To shorten this post, since I’ve already babbled along for too long - I came in for the interview and ended up doing well. Some of the most interesting interview questions I’ve ever heard where asked, like “How would you exploit this code?” from Anthony Lineberry. After the interview, I actually ended up getting an offer that blew my mind away. It was settled, there was no question in my mind that I wanted this job.
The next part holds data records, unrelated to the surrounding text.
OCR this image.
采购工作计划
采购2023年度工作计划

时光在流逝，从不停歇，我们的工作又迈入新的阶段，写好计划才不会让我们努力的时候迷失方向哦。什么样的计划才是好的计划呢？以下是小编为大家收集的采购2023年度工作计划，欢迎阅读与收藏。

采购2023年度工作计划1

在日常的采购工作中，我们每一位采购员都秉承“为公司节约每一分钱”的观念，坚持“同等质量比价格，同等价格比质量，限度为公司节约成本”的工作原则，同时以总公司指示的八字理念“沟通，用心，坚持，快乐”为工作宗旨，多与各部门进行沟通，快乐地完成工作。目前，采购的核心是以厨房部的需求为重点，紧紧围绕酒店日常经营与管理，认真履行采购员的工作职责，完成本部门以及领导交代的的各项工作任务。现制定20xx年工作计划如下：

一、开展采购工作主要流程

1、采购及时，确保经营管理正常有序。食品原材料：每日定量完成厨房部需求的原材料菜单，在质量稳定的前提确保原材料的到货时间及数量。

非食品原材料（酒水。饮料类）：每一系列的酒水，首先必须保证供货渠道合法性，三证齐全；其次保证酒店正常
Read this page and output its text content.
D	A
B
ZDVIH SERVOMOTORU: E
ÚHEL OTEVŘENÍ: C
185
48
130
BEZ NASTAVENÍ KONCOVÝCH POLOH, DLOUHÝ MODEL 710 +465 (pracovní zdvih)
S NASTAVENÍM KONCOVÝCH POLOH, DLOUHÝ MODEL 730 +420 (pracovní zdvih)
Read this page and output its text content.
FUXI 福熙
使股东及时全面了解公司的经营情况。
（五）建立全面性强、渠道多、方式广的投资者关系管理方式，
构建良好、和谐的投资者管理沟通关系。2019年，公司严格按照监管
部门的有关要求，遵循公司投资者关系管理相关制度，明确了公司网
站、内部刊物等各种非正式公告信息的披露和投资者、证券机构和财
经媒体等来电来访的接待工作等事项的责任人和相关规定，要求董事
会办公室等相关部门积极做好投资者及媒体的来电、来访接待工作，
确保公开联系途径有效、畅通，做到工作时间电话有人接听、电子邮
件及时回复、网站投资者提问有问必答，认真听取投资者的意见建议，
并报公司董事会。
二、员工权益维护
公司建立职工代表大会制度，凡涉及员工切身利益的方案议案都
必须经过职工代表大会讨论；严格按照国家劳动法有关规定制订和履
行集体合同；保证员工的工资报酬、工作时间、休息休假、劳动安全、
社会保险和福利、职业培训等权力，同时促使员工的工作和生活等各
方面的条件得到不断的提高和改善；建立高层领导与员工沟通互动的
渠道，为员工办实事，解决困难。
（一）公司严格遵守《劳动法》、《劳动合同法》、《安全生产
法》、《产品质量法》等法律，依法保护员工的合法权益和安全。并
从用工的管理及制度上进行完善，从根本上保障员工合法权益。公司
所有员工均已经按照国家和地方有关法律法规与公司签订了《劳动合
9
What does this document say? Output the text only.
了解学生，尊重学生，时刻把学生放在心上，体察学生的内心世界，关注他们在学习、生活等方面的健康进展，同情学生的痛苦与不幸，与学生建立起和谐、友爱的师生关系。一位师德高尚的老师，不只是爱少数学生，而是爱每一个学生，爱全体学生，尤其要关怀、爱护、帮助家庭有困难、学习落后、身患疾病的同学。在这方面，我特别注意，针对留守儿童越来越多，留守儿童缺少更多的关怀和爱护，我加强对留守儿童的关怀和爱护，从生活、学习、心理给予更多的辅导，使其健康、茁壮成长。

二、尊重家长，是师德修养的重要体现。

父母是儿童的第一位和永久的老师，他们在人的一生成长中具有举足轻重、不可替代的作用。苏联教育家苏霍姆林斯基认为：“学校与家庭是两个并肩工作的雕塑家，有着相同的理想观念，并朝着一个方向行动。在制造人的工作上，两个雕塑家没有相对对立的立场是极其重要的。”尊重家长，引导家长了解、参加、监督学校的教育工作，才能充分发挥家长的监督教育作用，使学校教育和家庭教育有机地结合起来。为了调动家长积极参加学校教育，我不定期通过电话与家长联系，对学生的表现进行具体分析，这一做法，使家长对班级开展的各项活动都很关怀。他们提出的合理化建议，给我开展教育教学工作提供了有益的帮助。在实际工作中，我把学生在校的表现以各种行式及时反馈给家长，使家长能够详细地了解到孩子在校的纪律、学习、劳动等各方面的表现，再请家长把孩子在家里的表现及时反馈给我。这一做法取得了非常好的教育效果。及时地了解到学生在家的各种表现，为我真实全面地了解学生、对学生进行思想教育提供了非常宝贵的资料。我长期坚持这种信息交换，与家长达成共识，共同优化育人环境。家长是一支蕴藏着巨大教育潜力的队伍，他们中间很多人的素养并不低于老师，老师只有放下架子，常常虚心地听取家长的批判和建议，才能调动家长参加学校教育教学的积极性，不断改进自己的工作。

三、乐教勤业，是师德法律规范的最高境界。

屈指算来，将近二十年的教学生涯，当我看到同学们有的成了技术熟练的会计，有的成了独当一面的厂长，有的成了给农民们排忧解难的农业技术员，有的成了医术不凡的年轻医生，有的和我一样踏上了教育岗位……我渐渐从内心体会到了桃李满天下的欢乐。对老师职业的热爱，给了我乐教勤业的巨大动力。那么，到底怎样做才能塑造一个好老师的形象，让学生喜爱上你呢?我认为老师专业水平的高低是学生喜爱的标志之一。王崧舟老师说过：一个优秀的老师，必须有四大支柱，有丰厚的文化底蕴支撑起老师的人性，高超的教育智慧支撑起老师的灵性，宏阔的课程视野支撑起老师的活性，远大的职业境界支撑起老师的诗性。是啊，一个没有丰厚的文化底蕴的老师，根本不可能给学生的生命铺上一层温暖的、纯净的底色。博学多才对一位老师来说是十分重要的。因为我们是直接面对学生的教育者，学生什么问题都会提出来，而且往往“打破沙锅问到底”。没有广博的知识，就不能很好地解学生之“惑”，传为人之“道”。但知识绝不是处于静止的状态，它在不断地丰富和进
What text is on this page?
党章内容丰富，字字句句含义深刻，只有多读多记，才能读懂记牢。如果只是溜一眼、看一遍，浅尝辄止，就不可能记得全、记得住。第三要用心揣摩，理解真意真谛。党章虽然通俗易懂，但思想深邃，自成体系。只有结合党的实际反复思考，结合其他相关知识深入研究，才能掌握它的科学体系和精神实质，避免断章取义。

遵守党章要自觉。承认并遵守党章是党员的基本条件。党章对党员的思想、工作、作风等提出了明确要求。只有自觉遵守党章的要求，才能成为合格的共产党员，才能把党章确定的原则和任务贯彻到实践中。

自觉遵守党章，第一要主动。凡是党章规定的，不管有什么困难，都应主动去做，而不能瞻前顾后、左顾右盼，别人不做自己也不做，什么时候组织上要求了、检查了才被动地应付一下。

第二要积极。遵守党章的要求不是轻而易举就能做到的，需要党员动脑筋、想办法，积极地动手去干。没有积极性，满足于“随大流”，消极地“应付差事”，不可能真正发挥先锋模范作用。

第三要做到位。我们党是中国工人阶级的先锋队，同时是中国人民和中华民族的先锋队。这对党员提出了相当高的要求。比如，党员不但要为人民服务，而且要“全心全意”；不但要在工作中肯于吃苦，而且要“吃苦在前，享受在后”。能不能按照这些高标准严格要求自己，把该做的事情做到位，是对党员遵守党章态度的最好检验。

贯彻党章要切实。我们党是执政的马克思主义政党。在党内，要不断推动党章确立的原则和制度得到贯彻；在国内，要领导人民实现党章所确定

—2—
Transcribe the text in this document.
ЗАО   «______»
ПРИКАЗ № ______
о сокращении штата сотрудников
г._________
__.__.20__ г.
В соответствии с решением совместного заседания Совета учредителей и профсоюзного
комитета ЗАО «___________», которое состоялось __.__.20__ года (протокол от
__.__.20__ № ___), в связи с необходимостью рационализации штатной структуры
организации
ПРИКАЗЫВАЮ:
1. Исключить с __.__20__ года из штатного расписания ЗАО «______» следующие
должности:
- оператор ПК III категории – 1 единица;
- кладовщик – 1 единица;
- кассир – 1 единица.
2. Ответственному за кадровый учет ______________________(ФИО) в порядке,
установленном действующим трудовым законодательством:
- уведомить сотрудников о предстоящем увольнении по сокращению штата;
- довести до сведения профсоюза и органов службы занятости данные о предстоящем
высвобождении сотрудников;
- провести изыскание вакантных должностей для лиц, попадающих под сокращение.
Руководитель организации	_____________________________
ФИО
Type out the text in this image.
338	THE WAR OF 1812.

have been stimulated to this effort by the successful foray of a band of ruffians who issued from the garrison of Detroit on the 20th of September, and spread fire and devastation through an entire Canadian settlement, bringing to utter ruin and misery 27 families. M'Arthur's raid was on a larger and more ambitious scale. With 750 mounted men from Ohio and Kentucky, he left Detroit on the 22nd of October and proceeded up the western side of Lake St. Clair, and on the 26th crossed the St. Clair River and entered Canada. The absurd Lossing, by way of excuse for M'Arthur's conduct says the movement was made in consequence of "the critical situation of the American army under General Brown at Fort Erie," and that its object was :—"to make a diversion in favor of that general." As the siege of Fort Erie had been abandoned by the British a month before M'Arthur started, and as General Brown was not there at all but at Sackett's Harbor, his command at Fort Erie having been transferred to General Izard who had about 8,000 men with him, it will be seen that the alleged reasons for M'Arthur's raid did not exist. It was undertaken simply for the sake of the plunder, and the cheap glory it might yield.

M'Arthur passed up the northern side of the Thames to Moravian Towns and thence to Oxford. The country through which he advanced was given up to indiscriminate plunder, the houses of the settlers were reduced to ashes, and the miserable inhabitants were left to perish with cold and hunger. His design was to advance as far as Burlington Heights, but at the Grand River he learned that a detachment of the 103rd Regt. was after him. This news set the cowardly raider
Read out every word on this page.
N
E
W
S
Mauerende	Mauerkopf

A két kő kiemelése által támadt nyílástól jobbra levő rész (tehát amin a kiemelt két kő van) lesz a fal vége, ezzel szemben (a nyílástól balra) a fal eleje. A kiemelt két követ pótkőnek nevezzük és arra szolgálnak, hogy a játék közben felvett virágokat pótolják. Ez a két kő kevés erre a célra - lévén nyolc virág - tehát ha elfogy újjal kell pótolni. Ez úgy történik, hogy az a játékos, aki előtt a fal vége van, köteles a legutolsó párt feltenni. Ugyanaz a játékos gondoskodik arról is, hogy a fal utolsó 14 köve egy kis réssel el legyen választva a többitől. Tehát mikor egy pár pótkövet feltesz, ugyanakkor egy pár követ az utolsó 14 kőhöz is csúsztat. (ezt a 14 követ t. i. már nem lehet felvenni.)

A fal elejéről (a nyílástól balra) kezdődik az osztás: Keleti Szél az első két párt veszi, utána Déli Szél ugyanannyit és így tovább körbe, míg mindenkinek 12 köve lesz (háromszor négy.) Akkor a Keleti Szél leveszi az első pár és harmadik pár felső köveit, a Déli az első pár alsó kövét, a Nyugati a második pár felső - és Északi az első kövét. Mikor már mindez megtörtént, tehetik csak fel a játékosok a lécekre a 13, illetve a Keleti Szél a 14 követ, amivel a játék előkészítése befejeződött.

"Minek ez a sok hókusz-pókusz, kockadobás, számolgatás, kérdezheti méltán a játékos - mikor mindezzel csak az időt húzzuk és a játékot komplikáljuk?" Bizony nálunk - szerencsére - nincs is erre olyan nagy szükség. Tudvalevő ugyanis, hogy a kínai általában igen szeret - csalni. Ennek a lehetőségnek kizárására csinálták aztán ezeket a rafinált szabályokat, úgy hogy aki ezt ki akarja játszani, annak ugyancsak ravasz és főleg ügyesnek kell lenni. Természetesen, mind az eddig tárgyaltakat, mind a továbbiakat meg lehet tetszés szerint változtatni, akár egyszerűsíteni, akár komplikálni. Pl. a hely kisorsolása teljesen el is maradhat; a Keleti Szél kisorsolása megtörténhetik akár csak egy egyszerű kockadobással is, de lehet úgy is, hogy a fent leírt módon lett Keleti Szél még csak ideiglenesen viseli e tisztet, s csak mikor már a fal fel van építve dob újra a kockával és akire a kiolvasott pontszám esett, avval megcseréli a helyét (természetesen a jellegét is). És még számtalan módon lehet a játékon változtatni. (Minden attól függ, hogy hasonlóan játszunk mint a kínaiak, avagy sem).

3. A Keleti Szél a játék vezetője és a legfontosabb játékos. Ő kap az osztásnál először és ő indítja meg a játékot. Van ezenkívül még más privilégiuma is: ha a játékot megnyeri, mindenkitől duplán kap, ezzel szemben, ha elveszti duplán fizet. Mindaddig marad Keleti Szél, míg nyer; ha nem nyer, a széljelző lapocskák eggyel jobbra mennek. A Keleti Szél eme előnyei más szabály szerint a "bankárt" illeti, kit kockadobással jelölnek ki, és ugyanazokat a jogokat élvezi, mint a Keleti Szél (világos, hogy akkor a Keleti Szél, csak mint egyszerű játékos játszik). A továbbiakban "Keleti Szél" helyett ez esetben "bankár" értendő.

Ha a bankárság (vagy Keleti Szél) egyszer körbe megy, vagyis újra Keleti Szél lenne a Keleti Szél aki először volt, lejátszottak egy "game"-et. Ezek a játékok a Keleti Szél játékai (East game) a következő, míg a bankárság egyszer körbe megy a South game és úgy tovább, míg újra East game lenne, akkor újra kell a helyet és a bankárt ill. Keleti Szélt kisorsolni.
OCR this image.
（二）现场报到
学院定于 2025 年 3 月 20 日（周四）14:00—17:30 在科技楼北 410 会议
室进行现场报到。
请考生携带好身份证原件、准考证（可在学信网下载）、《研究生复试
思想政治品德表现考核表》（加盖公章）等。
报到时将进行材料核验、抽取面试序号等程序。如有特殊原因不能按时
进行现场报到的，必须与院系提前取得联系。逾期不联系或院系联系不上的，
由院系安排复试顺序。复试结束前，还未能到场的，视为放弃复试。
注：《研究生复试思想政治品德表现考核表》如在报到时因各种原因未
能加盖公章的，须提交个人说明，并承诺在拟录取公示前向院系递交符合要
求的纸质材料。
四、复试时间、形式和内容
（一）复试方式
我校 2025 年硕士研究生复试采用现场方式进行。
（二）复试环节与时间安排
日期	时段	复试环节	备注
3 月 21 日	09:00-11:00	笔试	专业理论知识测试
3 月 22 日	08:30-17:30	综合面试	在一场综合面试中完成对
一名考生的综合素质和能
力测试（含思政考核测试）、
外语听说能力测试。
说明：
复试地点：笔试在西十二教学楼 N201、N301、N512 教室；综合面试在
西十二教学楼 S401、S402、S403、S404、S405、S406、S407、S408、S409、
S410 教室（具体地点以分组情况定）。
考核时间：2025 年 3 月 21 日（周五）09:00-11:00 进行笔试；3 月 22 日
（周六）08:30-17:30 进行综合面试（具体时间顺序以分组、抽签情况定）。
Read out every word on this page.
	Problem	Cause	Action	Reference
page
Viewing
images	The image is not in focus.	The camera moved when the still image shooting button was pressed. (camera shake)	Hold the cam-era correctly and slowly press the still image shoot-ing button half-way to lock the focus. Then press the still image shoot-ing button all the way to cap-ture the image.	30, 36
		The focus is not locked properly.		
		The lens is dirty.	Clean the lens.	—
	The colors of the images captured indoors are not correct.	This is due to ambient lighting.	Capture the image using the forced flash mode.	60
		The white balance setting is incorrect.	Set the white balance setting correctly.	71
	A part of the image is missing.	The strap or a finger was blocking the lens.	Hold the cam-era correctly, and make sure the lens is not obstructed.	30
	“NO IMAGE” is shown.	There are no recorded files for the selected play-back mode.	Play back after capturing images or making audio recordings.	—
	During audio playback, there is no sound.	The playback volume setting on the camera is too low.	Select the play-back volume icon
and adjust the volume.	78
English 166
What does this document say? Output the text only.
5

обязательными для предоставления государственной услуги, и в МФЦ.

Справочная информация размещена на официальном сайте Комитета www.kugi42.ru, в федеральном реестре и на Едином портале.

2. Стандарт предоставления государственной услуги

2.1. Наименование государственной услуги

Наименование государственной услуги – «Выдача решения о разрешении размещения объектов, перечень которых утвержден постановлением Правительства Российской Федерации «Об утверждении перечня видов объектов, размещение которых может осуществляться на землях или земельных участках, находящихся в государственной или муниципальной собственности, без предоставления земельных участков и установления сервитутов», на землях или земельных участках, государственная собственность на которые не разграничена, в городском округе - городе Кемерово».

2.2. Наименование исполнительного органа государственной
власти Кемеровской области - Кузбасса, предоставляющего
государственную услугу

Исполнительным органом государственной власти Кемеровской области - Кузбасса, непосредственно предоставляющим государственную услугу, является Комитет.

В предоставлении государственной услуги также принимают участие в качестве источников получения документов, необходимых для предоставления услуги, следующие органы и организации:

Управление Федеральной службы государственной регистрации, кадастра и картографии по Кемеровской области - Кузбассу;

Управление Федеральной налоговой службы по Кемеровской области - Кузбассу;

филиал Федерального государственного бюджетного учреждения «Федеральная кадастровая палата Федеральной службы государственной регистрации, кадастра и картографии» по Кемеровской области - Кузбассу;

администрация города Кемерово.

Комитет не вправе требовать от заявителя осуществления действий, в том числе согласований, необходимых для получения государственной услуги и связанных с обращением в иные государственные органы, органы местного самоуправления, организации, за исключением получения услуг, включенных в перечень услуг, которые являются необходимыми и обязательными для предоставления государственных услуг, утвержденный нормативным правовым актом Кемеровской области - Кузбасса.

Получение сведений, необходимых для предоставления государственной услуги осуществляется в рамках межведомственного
My family kept reminding me, sometimes your favorite hobby isn’t the best job… Thank god that didn’t hold true :)

So I up and moved to San Francisco, got an awesome apartment with some killer roommates. Now i’ve been a part of the Lookout Mobile Security team for almost a month now. Officially I’m a “Security Response Engineer” (I know, that’s bad ass, never thought I’d have that title..) and getting to learn more and do more thing with Android and other mobile systems than I thought I’d get too. I know get to do for work, what I did in my off hours, it’s quiet possibly the greatest adventure I’ve gotten a chance to take on yet. In the short time I’ve been here I got to even goto Defcon for my first hacker convention. I got to take in tons of great talks with many smart people, and even help with some of my coworkers presentations; “App Attack: Surviving the mobile application explosion”, “These aren’t the permissions you’re looking for”.

Anyway, just figured I’d use this as a kick off post as I get back into the gear with blogging again. For now though, I’m going to get back to doing my part with this awesome team in keeping mobile safe and developers smart.